"Hey, Roy," ucap Reina sambil mengelus pipiku.
"I-iya, Re-Reina," ucapku gugup dengan mulut komat-kamit seperti mbah dukun baca mantra, seraya memejamkan mata.
"Aku mulai, ya."
Reina memelukku dengan tangan kirinya dan tangan kanannya berada tepat di pipiku. Aku bisa merasakan embusan napasnya yang hangat tepat di leherku. Wangi dari Reina yang terasa begitu kuat di hidungku. Wajah Reina mendekat, begitu dekat, sangat dekat ....
Kring! Kring! Kring!
"Sial! Kenapa tidak bisa menunggu sebentar lagi," ucapku yang baru saja mematikan alarm dengan mata yang masih terpejam.
Aku hanya terbaring di atas ranjangku. Kamarku adalah istanaku. Itu istilah yang aku buat sendiri. Karena memang hanya di sini aku merasa berada di rumah yang sesungguhnya. Hampir semua perabotan rumah tangga ada di kamarku; kulkas, TV, nintendo, komputer, laptop, rak buku, rak kaca yang berisi action figure anime kesukaanku, ac, kipas kecil, dan meja kecil tempatku menaruh sisah cemilan yang aku makan. Sisanya hanya perabotan seperti umumnya. Kamarku memang besar dengan cat berwarna biru--warna kesukaan ku--langit-langit kamar berlukisan awan dan beberapa burung yang terbang. Jika kalian berpikir kamarku bersih, kalian salah. Salah besar. Bahkan bibi selalu mengeluh, saat melihat kamarku yang berantakan. Tapi aku tidak pernah menyuruh bibi untuk membersihkannya. Karena jika ingin, aku yang akan membersihkannya sendiri.
Aku mencoba untuk melanjutkan mimpi indah itu lagi. Sayangnya, bayangan itu sudah hilang dan tidak bisa kuingat kembali. Kubuka mata perlahan dan memandang langit kamarku. Aku bisa melihatnya. Wajah Reina; senyum manisnya, mata indahnya, tawanya. Semua terlihat jelas.
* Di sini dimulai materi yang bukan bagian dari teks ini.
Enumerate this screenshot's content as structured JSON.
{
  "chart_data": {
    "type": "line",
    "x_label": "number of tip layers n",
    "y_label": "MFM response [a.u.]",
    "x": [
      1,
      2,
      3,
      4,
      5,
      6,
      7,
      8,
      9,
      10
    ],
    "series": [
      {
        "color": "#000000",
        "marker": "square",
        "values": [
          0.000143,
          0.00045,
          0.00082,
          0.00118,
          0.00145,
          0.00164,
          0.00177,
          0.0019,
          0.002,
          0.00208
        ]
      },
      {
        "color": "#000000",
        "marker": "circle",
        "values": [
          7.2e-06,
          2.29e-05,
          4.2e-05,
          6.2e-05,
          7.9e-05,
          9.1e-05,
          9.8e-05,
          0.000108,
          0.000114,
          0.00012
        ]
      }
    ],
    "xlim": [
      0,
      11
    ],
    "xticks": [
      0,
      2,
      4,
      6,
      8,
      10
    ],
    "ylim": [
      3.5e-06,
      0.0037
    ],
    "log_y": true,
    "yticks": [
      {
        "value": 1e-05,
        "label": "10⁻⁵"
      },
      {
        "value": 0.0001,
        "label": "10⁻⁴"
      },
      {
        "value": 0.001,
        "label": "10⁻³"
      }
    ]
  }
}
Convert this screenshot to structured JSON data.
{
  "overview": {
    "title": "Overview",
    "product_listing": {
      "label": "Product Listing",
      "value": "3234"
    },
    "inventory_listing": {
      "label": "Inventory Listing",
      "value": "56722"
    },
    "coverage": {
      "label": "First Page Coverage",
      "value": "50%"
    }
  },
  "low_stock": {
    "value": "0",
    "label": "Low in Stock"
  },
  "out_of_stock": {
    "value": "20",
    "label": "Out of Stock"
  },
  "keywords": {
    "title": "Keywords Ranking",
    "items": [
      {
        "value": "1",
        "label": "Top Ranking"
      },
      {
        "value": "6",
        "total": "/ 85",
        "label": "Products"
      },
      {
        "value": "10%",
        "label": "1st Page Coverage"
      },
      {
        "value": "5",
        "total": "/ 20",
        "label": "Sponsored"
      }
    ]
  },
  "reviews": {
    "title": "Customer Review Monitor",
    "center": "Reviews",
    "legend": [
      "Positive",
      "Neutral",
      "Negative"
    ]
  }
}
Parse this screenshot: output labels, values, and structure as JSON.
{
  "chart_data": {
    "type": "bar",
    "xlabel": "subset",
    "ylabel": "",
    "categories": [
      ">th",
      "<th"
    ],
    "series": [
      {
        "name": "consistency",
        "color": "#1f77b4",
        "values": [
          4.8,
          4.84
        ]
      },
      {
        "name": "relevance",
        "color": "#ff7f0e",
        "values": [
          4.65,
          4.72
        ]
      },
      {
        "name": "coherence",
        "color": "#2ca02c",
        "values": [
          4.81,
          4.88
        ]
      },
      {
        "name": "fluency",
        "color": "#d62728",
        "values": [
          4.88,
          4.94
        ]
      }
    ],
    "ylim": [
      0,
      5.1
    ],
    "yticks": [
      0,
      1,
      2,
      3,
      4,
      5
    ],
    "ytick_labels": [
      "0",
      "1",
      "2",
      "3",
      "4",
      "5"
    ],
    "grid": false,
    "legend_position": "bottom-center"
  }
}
"Den ... Den ... Sarapan, Den," ucap Reina. Entah kenapa suaranya tidak seperti Reina melainkan seperti suara bibi. Benar saja. Semua imajinasiku hilang seraya suara bibi yang memanggilku sambil mengetuk pintu.
Bi Siti. Beliau adalah asisten rumah tangga yang bekerja di rumahku. Hanya dia yang paling mengerti aku. Dia sahabat, teman curhat, dan teman bermain game. Kami sangat dekat, bahkan aku lebih dekat sama bibi daripada kedua orangtuaku. Jelas saja. Hanya bibi yang selalu ada waktu untukku. Orangtuaku? Mereka sibuk dengan dunia mereka. Sangat sibuk!
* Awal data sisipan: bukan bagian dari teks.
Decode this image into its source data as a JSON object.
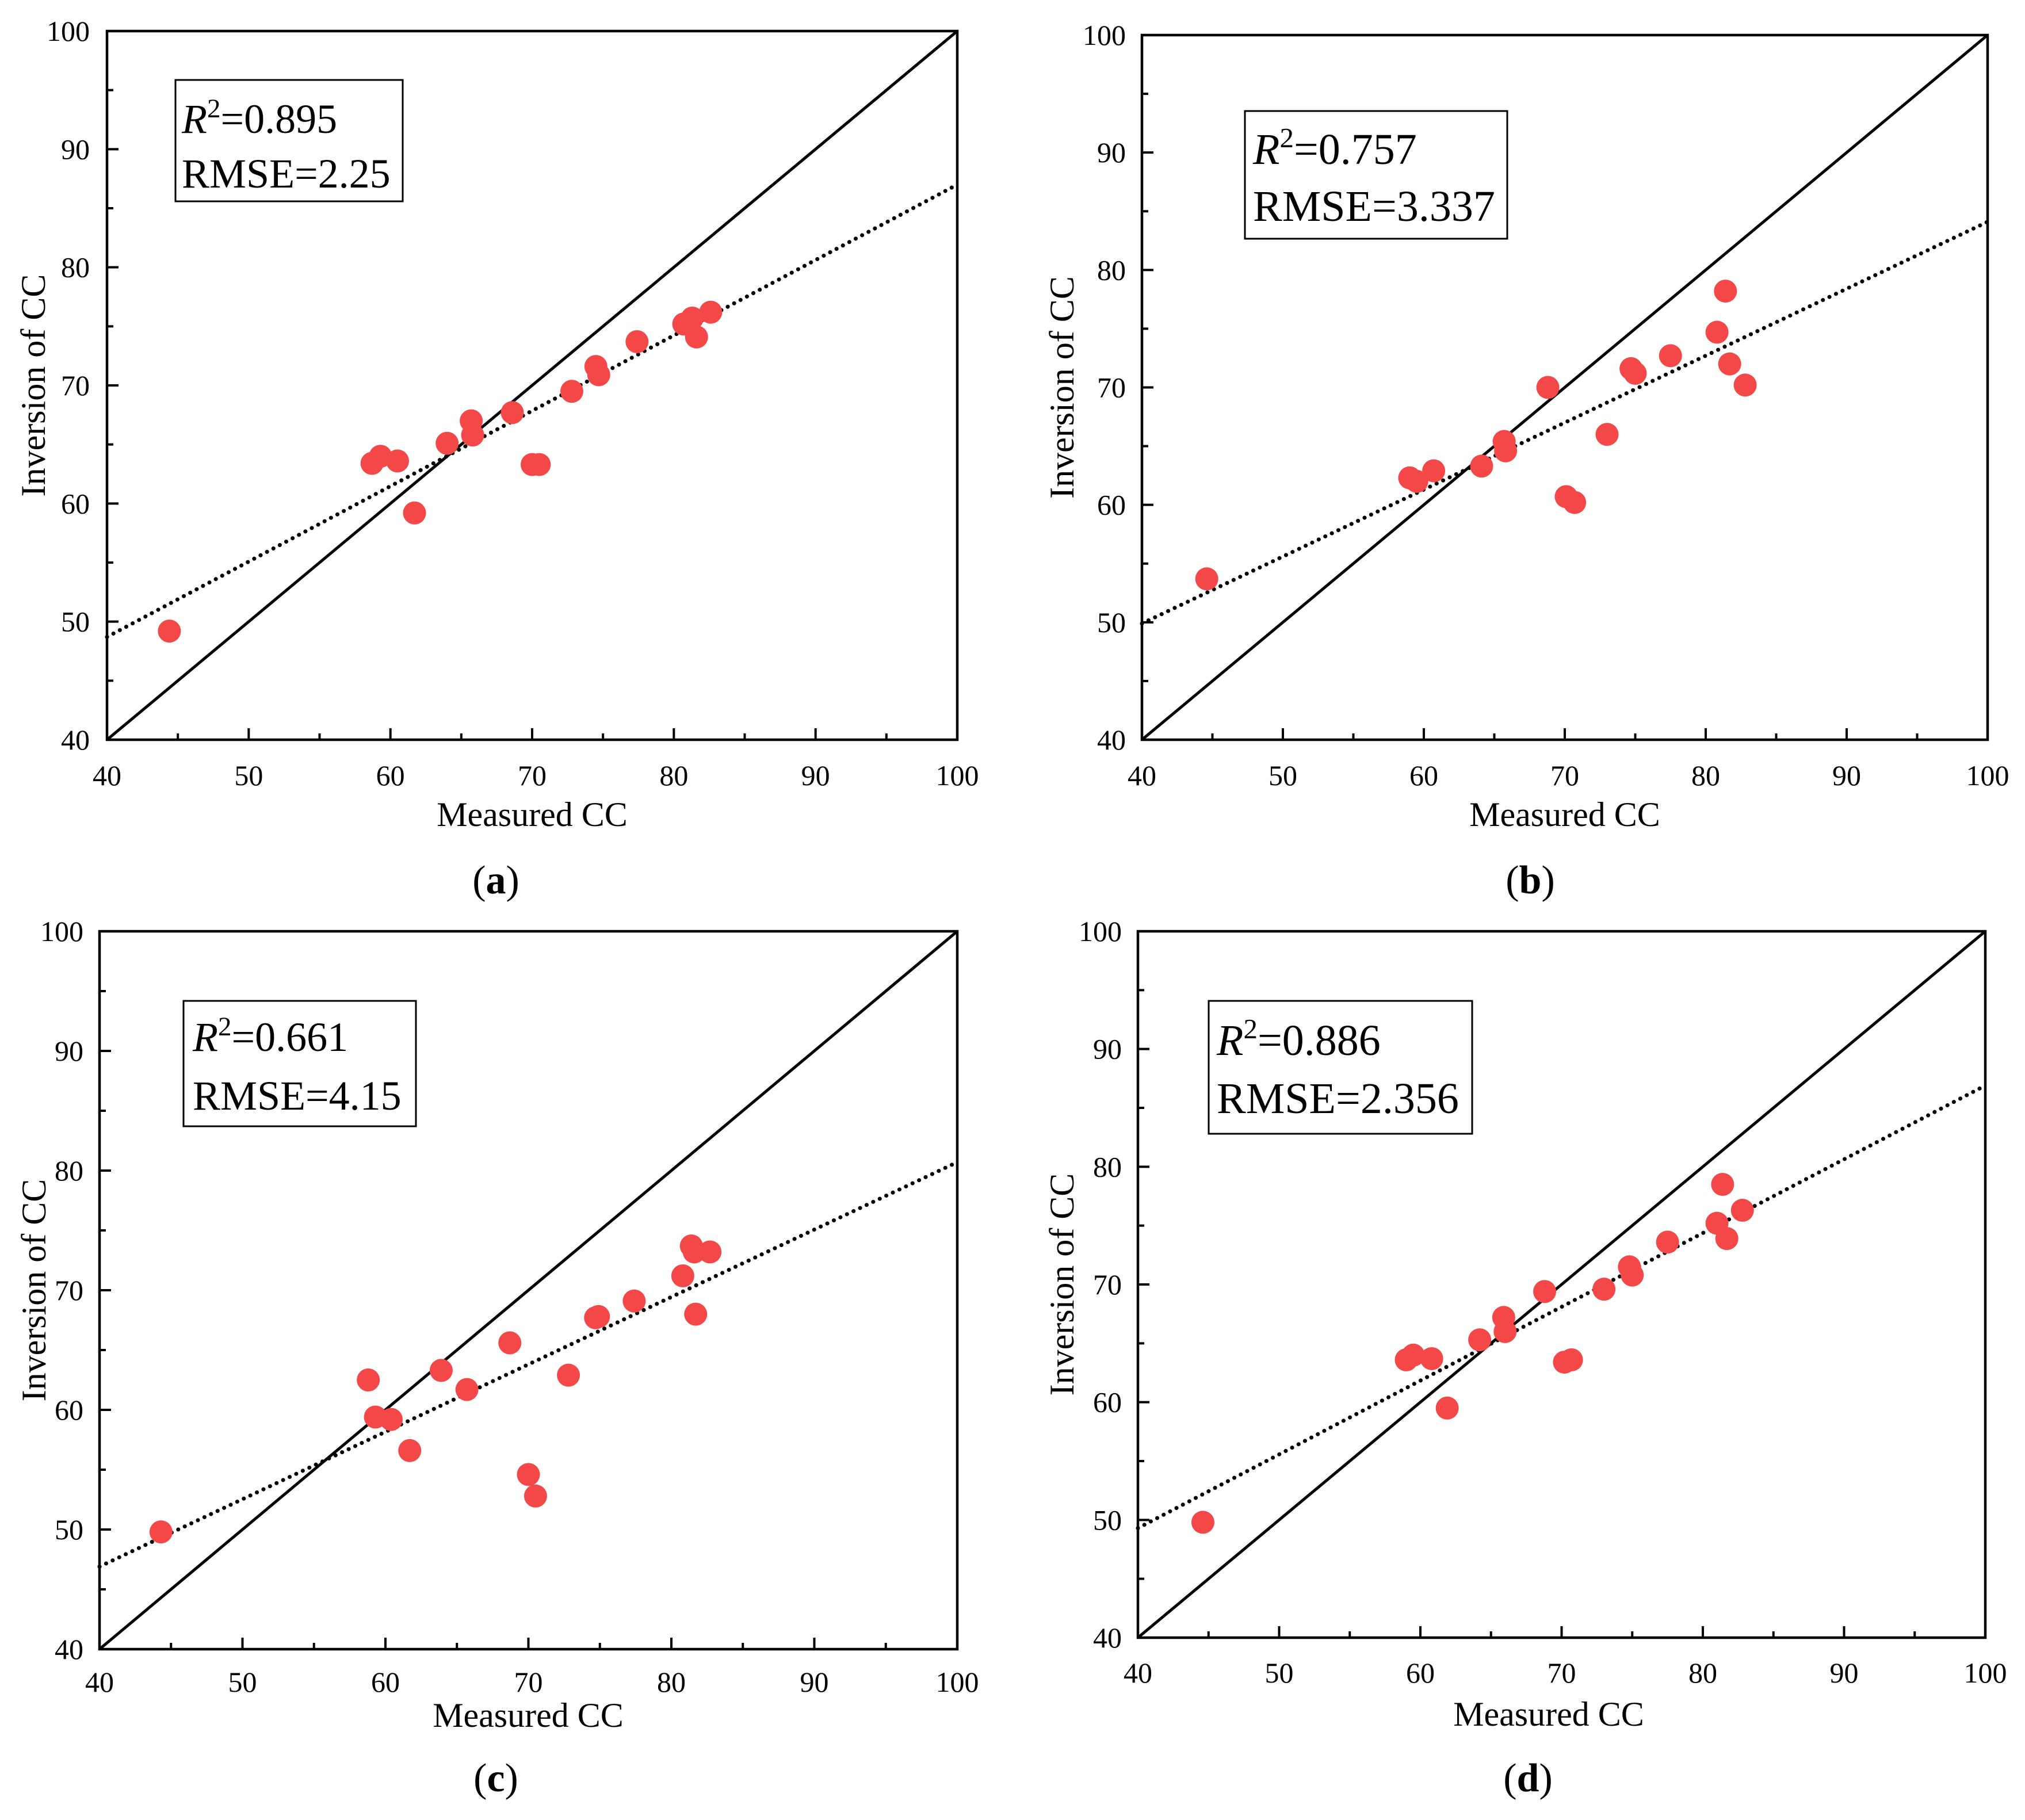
{
  "colors": {
    "marker": "#f44848",
    "line": "#000000",
    "background": "#ffffff"
  },
  "chart_data": [
    {
      "type": "scatter",
      "title": "",
      "label": {
        "open": "(",
        "letter": "a",
        "close": ")"
      },
      "xlabel": "Measured CC",
      "ylabel": "Inversion of CC",
      "xlim": [
        40,
        100
      ],
      "ylim": [
        40,
        100
      ],
      "xticks": [
        40,
        50,
        60,
        70,
        80,
        90,
        100
      ],
      "yticks": [
        40,
        50,
        60,
        70,
        80,
        90,
        100
      ],
      "grid": false,
      "points": {
        "x": [
          44.4,
          58.7,
          59.3,
          60.5,
          61.7,
          64.0,
          65.7,
          65.8,
          68.6,
          70.0,
          70.5,
          72.8,
          74.5,
          74.7,
          77.4,
          80.7,
          81.3,
          81.6,
          82.6
        ],
        "y": [
          49.2,
          63.4,
          64.0,
          63.6,
          59.2,
          65.1,
          67.0,
          65.8,
          67.7,
          63.3,
          63.3,
          69.5,
          71.6,
          70.9,
          73.7,
          75.2,
          75.7,
          74.1,
          76.2
        ]
      },
      "fit_line": {
        "x": [
          40,
          100
        ],
        "y": [
          48.7,
          87.0
        ],
        "style": "dotted"
      },
      "identity_line": {
        "x": [
          40,
          100
        ],
        "y": [
          40,
          100
        ],
        "style": "solid"
      },
      "stats": {
        "r2_symbol": "R",
        "r2_exponent": "2",
        "r2_value": "=0.895",
        "rmse": "RMSE=2.25"
      },
      "legend_position": "top-left"
    },
    {
      "type": "scatter",
      "title": "",
      "label": {
        "open": "(",
        "letter": "b",
        "close": ")"
      },
      "xlabel": "Measured CC",
      "ylabel": "Inversion of CC",
      "xlim": [
        40,
        100
      ],
      "ylim": [
        40,
        100
      ],
      "xticks": [
        40,
        50,
        60,
        70,
        80,
        90,
        100
      ],
      "yticks": [
        40,
        50,
        60,
        70,
        80,
        90,
        100
      ],
      "grid": false,
      "points": {
        "x": [
          44.6,
          59.0,
          59.5,
          60.7,
          64.1,
          65.7,
          65.8,
          68.8,
          70.1,
          70.7,
          73.0,
          74.7,
          75.0,
          77.5,
          80.8,
          81.4,
          81.7,
          82.8
        ],
        "y": [
          53.7,
          62.3,
          62.0,
          62.9,
          63.3,
          65.4,
          64.6,
          70.0,
          60.7,
          60.2,
          66.0,
          71.6,
          71.2,
          72.7,
          74.7,
          78.2,
          72.0,
          70.2
        ]
      },
      "fit_line": {
        "x": [
          40,
          100
        ],
        "y": [
          49.9,
          84.1
        ],
        "style": "dotted"
      },
      "identity_line": {
        "x": [
          40,
          100
        ],
        "y": [
          40,
          100
        ],
        "style": "solid"
      },
      "stats": {
        "r2_symbol": "R",
        "r2_exponent": "2",
        "r2_value": "=0.757",
        "rmse": "RMSE=3.337"
      },
      "legend_position": "top-left"
    },
    {
      "type": "scatter",
      "title": "",
      "label": {
        "open": "(",
        "letter": "c",
        "close": ")"
      },
      "xlabel": "Measured CC",
      "ylabel": "Inversion of CC",
      "xlim": [
        40,
        100
      ],
      "ylim": [
        40,
        100
      ],
      "xticks": [
        40,
        50,
        60,
        70,
        80,
        90,
        100
      ],
      "yticks": [
        40,
        50,
        60,
        70,
        80,
        90,
        100
      ],
      "grid": false,
      "points": {
        "x": [
          44.3,
          58.8,
          59.3,
          60.4,
          61.7,
          63.9,
          65.7,
          68.7,
          70.0,
          70.5,
          72.8,
          74.7,
          74.9,
          77.4,
          80.8,
          81.4,
          81.6,
          81.7,
          82.7
        ],
        "y": [
          49.8,
          62.5,
          59.4,
          59.2,
          56.6,
          63.3,
          61.7,
          65.6,
          54.6,
          52.8,
          62.9,
          67.7,
          67.8,
          69.1,
          71.2,
          73.7,
          73.2,
          68.0,
          73.2
        ]
      },
      "fit_line": {
        "x": [
          40,
          100
        ],
        "y": [
          46.9,
          80.7
        ],
        "style": "dotted"
      },
      "identity_line": {
        "x": [
          40,
          100
        ],
        "y": [
          40,
          100
        ],
        "style": "solid"
      },
      "stats": {
        "r2_symbol": "R",
        "r2_exponent": "2",
        "r2_value": "=0.661",
        "rmse": "RMSE=4.15"
      },
      "legend_position": "top-left"
    },
    {
      "type": "scatter",
      "title": "",
      "label": {
        "open": "(",
        "letter": "d",
        "close": ")"
      },
      "xlabel": "Measured CC",
      "ylabel": "Inversion of CC",
      "xlim": [
        40,
        100
      ],
      "ylim": [
        40,
        100
      ],
      "xticks": [
        40,
        50,
        60,
        70,
        80,
        90,
        100
      ],
      "yticks": [
        40,
        50,
        60,
        70,
        80,
        90,
        100
      ],
      "grid": false,
      "points": {
        "x": [
          44.6,
          59.0,
          59.5,
          60.8,
          61.9,
          64.2,
          65.9,
          66.0,
          68.8,
          70.2,
          70.7,
          73.0,
          74.8,
          75.0,
          77.5,
          81.0,
          81.4,
          81.7,
          82.8
        ],
        "y": [
          49.8,
          63.6,
          64.0,
          63.7,
          59.5,
          65.3,
          67.2,
          66.0,
          69.4,
          63.4,
          63.6,
          69.6,
          71.5,
          70.8,
          73.6,
          75.2,
          78.5,
          73.9,
          76.3
        ]
      },
      "fit_line": {
        "x": [
          40,
          100
        ],
        "y": [
          49.3,
          86.9
        ],
        "style": "dotted"
      },
      "identity_line": {
        "x": [
          40,
          100
        ],
        "y": [
          40,
          100
        ],
        "style": "solid"
      },
      "stats": {
        "r2_symbol": "R",
        "r2_exponent": "2",
        "r2_value": "=0.886",
        "rmse": "RMSE=2.356"
      },
      "legend_position": "top-left"
    }
  ]
}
Aku berjalan menuruni tangga. Bahkan saat berada di tangga aku sudah bisa mendengar suara mereka bertengkar. Mereka adalah orangtuaku. Yang selalu debatin urusan kerjaan dan perusahaan mereka. selalu berdiskusi perusahaan siapa yang terbaik, sampai diskusi itu berakhir dengan perdebatan. Aku sudah biasa dengan suasana ini. Bahkan aku selalu menghabiskan waktu sarapanku bersama bibi di dapur, ketimbang harus bersama mereka di meja makan.
"Nih, Den sarapannya," ucap bibi sambil memberikan satu piring nasi goreng.
"Makasih, Bi," sahutku seraya menyantap sarapanku. Aku selalu makan bersama bibi di dapur, walau harus lesehan. Tapi itu lebih menyenangkan. Karena aku bisa menikmati sarapanku tanpa harus mendengar perdebatan yang tidak penting.
Setelah sarapan aku berniat menuju istanaku lagi. Sebelum aku melangkahkan kaki di anak tangga, Ayah memanggilku. Kesal dan malas rasanya. Karena aku tahu apa yang akan dia bicarakan. Aku buang napas kecil seraya memutarkan bola mataku sebelum aku menghampiri ayahku.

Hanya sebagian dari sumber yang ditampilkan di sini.